**Note**: bridging to [Twitter](https://twitter.com/) can also happen via the [mx-puppet-twitter](configuring-playbook-bridge-mx-puppet-twitter.md) bridge supported by the playbook.
If you'd like to use [Double Puppeting](https://docs.mau.fi/bridges/general/double-puppeting.html) (hint: you most likely do), you have 2 ways of going about it.
The bridge will automatically perform Double Puppeting if you enable the [Appservice Double Puppet](configuring-playbook-appservice-double-puppet.md) service or the [Shared Secret Auth](configuring-playbook-shared-secret-auth.md) service for this playbook.
Enabling [Appservice Double Puppet](configuring-playbook-appservice-double-puppet.md) is the recommended way of setting up Double Puppeting, as it's easier to accomplish, works for all your users automatically, and has less of a chance of breaking in the future.
Enabling double puppeting by enabling the [Shared Secret Auth](configuring-playbook-shared-secret-auth.md) service works at the time of writing, but is deprecated and will stop working in the future.

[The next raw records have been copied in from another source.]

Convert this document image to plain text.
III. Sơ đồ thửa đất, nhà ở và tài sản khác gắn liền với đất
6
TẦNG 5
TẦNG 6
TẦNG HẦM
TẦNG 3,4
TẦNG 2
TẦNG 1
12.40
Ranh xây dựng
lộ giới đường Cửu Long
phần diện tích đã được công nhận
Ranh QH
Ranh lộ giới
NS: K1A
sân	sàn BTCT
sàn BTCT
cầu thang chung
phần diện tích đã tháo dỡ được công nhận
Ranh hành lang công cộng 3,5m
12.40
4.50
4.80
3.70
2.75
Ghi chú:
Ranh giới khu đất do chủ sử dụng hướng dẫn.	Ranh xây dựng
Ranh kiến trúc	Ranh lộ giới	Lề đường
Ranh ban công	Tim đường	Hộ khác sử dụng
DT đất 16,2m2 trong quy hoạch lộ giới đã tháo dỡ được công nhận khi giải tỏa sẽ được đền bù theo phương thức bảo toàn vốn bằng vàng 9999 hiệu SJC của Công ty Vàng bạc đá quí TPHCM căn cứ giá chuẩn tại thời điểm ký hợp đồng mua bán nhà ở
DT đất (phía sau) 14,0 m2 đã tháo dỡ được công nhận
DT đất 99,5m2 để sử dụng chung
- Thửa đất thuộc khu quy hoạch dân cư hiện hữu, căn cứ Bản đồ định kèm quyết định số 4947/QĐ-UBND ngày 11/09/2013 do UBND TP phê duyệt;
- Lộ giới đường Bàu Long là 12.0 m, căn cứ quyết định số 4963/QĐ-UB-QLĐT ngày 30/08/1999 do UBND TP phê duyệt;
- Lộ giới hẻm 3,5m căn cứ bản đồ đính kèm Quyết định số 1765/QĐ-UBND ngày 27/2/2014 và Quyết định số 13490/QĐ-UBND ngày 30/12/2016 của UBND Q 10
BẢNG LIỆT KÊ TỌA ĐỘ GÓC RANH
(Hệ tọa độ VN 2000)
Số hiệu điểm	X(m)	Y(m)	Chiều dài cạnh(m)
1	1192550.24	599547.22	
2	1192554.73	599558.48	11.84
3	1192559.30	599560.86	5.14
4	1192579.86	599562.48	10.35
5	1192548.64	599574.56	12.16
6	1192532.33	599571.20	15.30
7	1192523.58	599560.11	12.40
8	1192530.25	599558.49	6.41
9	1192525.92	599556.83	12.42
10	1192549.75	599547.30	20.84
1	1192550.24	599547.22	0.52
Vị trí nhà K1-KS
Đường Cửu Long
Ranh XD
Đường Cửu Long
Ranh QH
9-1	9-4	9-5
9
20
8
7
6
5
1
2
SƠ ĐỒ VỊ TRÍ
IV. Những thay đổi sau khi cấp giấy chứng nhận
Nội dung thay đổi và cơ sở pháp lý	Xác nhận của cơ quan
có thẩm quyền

This method is currently not available for the Mautrix-Twitter bridge, but is on the [roadmap](https://github.com/mautrix/twitter/blob/master/ROADMAP.md) under Misc/Manual login with `login-matrix`
1. You then need to start a chat with `@twitterbot:YOUR_DOMAIN` (where `YOUR_DOMAIN` is your base domain, not the `matrix.` domain).
2. Send login-cookie to start the login. The bot should respond with instructions on how to proceed.
You can learn more here about authentication from the bridge's [official documentation on Authentication](https://docs.mau.fi/bridges/python/twitter/authentication.html).
After successfully enabling bridging, you may wish to [set up Double Puppeting](#set-up-double-puppeting), if you haven't already done so.